Would they be so bothered if he was Australian? I think that sometimes when citizens of a country are on trial abroad, people of that country seem to rally behind them for some reason. In the UK, everybody seemed to be behind Louise Woodward when she was on trial in America in the mid 1990's. I think that the media play a significant part in influencing people's views in such cases and it's wrong to form your view based on the nationality of the people at the centre of an issue.

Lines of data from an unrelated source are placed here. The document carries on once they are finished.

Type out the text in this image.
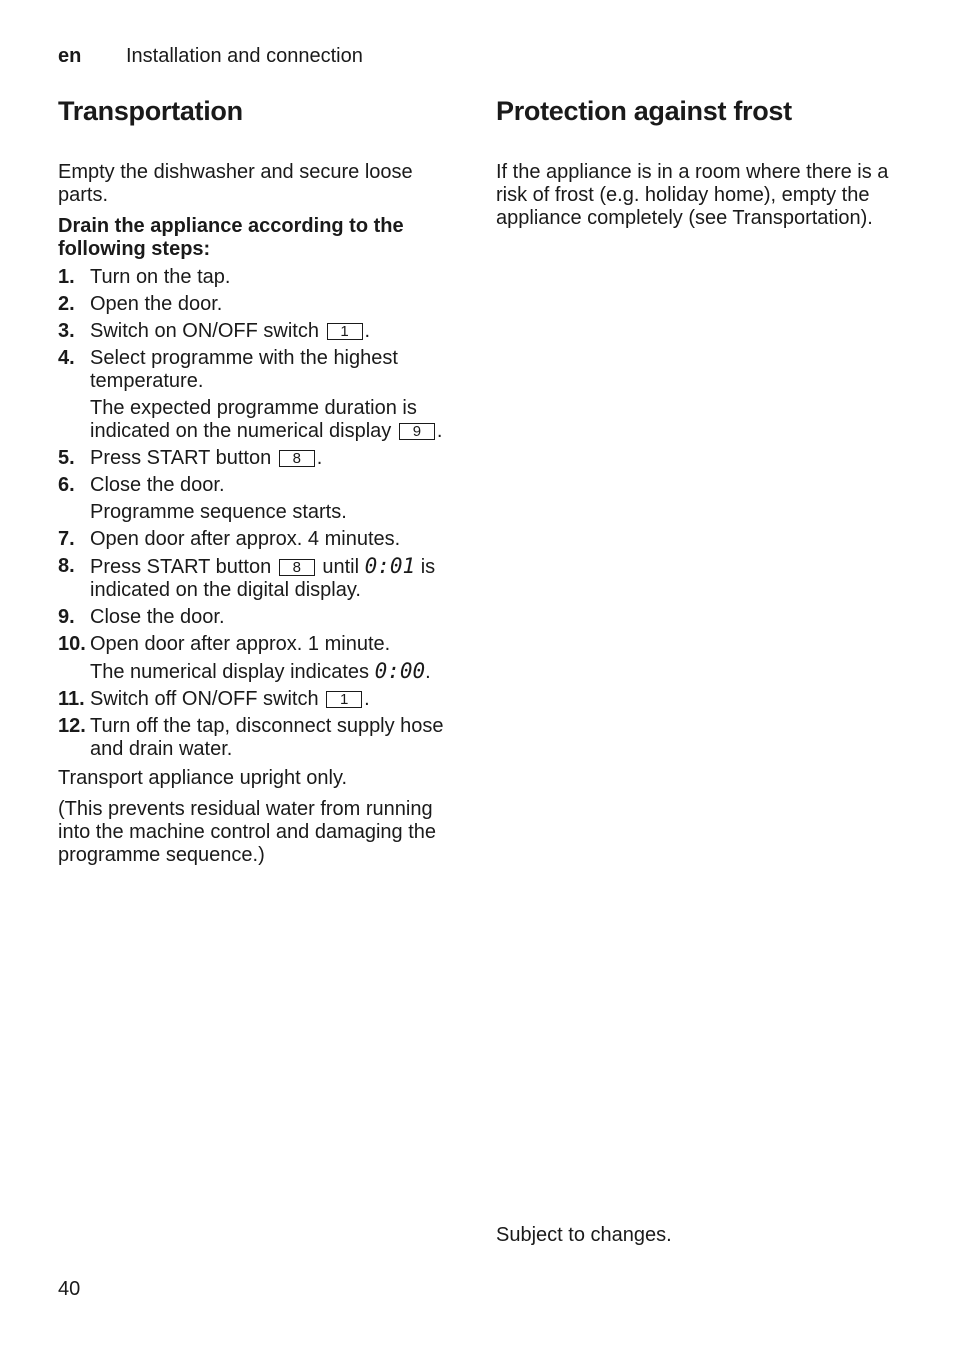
en Installation and connection
Transportation

Empty the dishwasher and secure loose parts.

Drain the appliance according to the following steps:

1. Turn on the tap.
2. Open the door.
3. Switch on ON/OFF switch 1 .
4. Select programme with the highest temperature.
The expected programme duration is indicated on the numerical display 9 .
5. Press START button 8 .
6. Close the door.
Programme sequence starts.
7. Open door after approx. 4 minutes.
8. Press START button 8 until 0:01 is indicated on the digital display.
9. Close the door.
10. Open door after approx. 1 minute.
The numerical display indicates 0:00.
11. Switch off ON/OFF switch 1 .
12. Turn off the tap, disconnect supply hose and drain water.

Transport appliance upright only.

(This prevents residual water from running into the machine control and damaging the programme sequence.)

Protection against frost

If the appliance is in a room where there is a risk of frost (e.g. holiday home), empty the appliance completely (see Transportation).

Subject to changes.
40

Well, I think there are a whole host of factors that determine how we react. Firstly, I think it depends on the severity of the crime, and also on how high profile it is. And, on how that crime is portrayed in the media. For instance, when Holly Wells and Jesica chapman went missing, the story was on every news bulletin, for 14 days, until the time their bodies were discovered. After that, the hunt was on for the killer, and by the time someone was arrested, the public needed there to be someone who had committed the crime. Ian Huntley had been found guilty by the public before he’d even been convicted by a jury. Now in this case, Ian Huntlye was actually found guilty, but let’s say he’d been found not guilty. The public would have said that he was guilty anyway, purely based on what we had been told by the media.

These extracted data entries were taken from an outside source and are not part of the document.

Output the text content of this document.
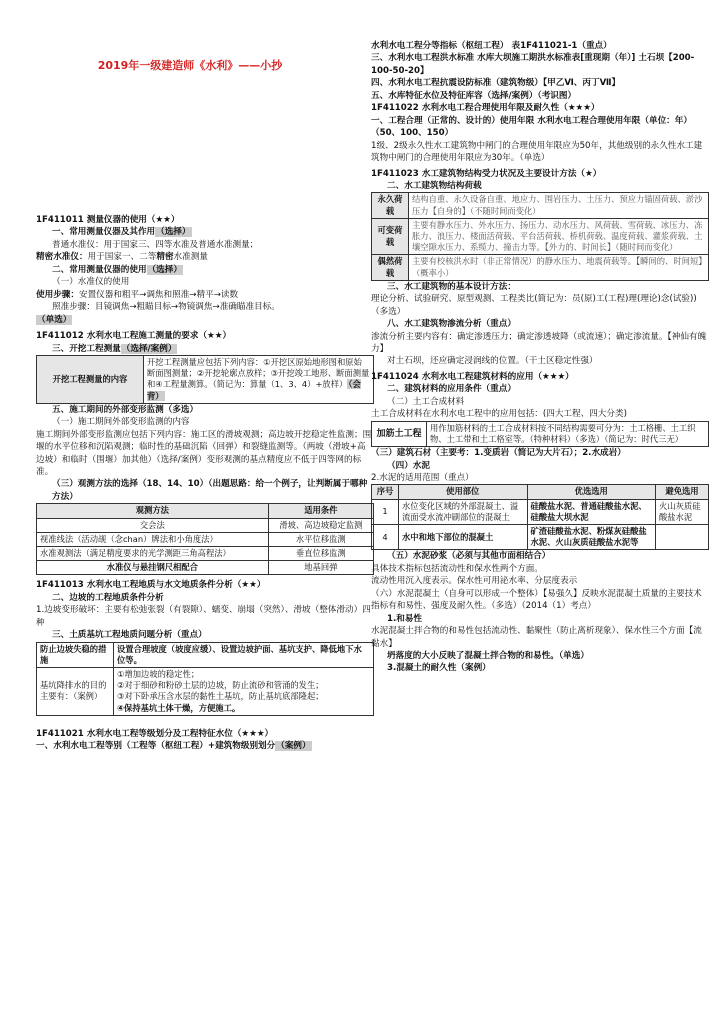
2019年一级建造师《水利》——小抄

1F411011 测量仪器的使用（★★）

一、常用测量仪器及其作用（选择）

普通水准仪：用于国家三、四等水准及普通水准测量；

精密水准仪：用于国家一、二等精密水准测量

二、常用测量仪器的使用（选择）

（一）水准仪的使用

使用步骤：安置仪器和粗平→调焦和照准→精平→读数

照准步骤：目镜调焦→粗瞄目标→物镜调焦→准确瞄准目标。

（单选）

1F411012 水利水电工程施工测量的要求（★★）

三、开挖工程测量（选择/案例）

开挖工程测量的内容	开挖工程测量应包括下列内容：①开挖区原始地形图和原始断面图测量；②开挖轮廓点放样；③开挖竣工地形、断面测量和④工程量测算。（简记为：算量（1、3、4）+放样）（会背）

五、施工期间的外部变形监测（多选）

（一）施工期间外部变形监测的内容

施工期间外部变形监测应包括下列内容：施工区的滑坡观测；高边坡开挖稳定性监测；围堰的水平位移和沉陷观测；临时性的基础沉陷（回弹）和裂缝监测等。（两坡（滑坡+高边坡）和临时（围堰）加其他）（选择/案例）变形观测的基点精度应不低于四等网的标准。

（三）观测方法的选择（18、14、10）（出题思路：给一个例子，让判断属于哪种方法）

观测方法	适用条件
交会法	滑坡、高边坡稳定监测
视准线法（活动觇（念chan）牌法和小角度法）	水平位移监测
水准观测法（满足精度要求的光学测距三角高程法）	垂直位移监测
水准仪与悬挂钢尺相配合	地基回弹

1F411013 水利水电工程地质与水文地质条件分析（★★）

二、边坡的工程地质条件分析

1.边坡变形破坏：主要有松弛张裂（有裂隙）、蠕变、崩塌（突然）、滑坡（整体滑动）四种

三、土质基坑工程地质问题分析（重点）

防止边坡失稳的措施	设置合理坡度（坡度应缓）、设置边坡护面、基坑支护、降低地下水位等。
基坑降排水的目的主要有：（案例）	①增加边坡的稳定性；
②对于细砂和粉砂土层的边坡，防止流砂和管涌的发生；
③对下卧承压含水层的黏性土基坑，防止基坑底部隆起；
④保持基坑土体干燥，方便施工。

1F411021 水利水电工程等级划分及工程特征水位（★★★）

一、水利水电工程等别（工程等（枢纽工程）+建筑物级别划分（案例）

水利水电工程分等指标（枢纽工程） 表1F411021-1（重点）

三、水利水电工程洪水标准 水库大坝施工期洪水标准表[重现期（年）] 土石坝【200-100-50-20】

四、水利水电工程抗震设防标准（建筑物级）【甲乙Ⅵ、丙丁Ⅶ】

五、水库特征水位及特征库容（选择/案例）（考识图）

1F411022 水利水电工程合理使用年限及耐久性（★★★）

一、工程合理（正常的、设计的）使用年限 水利水电工程合理使用年限（单位：年）（50、100、150）

1级、2级永久性水工建筑物中闸门的合理使用年限应为50年，其他级别的永久性水工建筑物中闸门的合理使用年限应为30年。（单选）

1F411023 水工建筑物结构受力状况及主要设计方法（★）

二、水工建筑物结构荷载

永久荷载	结构自重、永久设备自重、地应力、围岩压力、土压力、预应力锚固荷载、淤沙压力【自身的】（不随时间而变化）
可变荷载	主要有静水压力、外水压力、扬压力、动水压力、风荷载、雪荷载、冰压力、冻胀力、浪压力、楼面活荷载、平台活荷载、桥机荷载、温度荷载、灌浆荷载、土壤空隙水压力、系缆力、撞击力等。【外力的、时间长】（随时间而变化）
偶然荷载	主要有校核洪水时（非正常情况）的静水压力、地震荷载等。【瞬间的、时间短】（概率小）

三、水工建筑物的基本设计方法：

理论分析、试验研究、原型观测、工程类比(简记为：员(原)工(工程)理(理论)念(试验))（多选）

八、水工建筑物渗流分析（重点）

渗流分析主要内容有：确定渗透压力；确定渗透坡降（或流速）；确定渗流量。【神仙有魄力】

对土石坝，还应确定浸润线的位置。（干土区稳定性强）

1F411024 水利水电工程建筑材料的应用（★★★）

二、建筑材料的应用条件（重点）

（二）土工合成材料

土工合成材料在水利水电工程中的应用包括：(四大工程、四大分类)

加筋土工程	用作加筋材料的土工合成材料按不同结构需要可分为：土工格栅、土工织物、土工带和土工格室等。（特种材料）（多选）（简记为：时代三无）

（三）建筑石材（主要考：1.变质岩（简记为大片石）；2.水成岩）

（四）水泥

2.水泥的适用范围（重点）

序号	使用部位	优选选用	避免选用
1	水位变化区域的外部混凝土、溢流面受水流冲刷部位的混凝土	硅酸盐水泥、普通硅酸盐水泥、硅酸盐大坝水泥	火山灰质硅酸盐水泥
4	水中和地下部位的混凝土	矿渣硅酸盐水泥、粉煤灰硅酸盐水泥、火山灰质硅酸盐水泥等	

（五）水泥砂浆（必须与其他市面相结合）

具体技术指标包括流动性和保水性两个方面。

流动性用沉入度表示。保水性可用泌水率、分层度表示

（六）水泥混凝土（自身可以形成一个整体）【易强久】反映水泥混凝土质量的主要技术指标有和易性、强度及耐久性。（多选）（2014（1）考点）

1.和易性

水泥混凝土拌合物的和易性包括流动性、黏聚性（防止离析现象）、保水性三个方面【流黏水】

坍落度的大小反映了混凝土拌合物的和易性。（单选）

3.混凝土的耐久性（案例）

I think in cases where people are accused of crimes abroad, often, the situation is that they are in a country where their human rights laws are perhaps not up to the same level as our’s, and therefore, we might have some doubt as to whether they actually did it, and often, if they are found guilty, the punishments can be very harsh.
In the case of louise Woodward I think it was outrageous. She killed a child and was found guilty as such, and yet when she returned to this country she was as good as treated as a hero, purely because the media portrayed her as being innocent. The reality is, that we have legal systems for a reason. If the public were allowed to decide who was, and was not guilty of a crime, then we’d have lynch mobs out therea fter everyone who had been accused of certain crimes, and those who didn’t look guilty would walk free whether they were or not.
And actually the public appear not to always know best. Ironically yesterday I was listening to a slot about women who have been convicted of killing their babies and some of whom have now had their convictions quashed. The people who were talking about it then mentioned a woman who was convicted in 1995 of killing two of her children. She had always protested her innocence. There were campaigns to have her convictions overturned, that she was innocent, that there was no evidence to convict her and that she had been wrongly convicted. She had been likened to Sally Clarke and Angela Cannings who have subsequently been freed and yet her appeal was rejected. Then last year in prison, she confessed to having killed, not only the two children she had been convicted for, but also her first child. She has since had her sentence extended. So you see, we definitely do not always know best.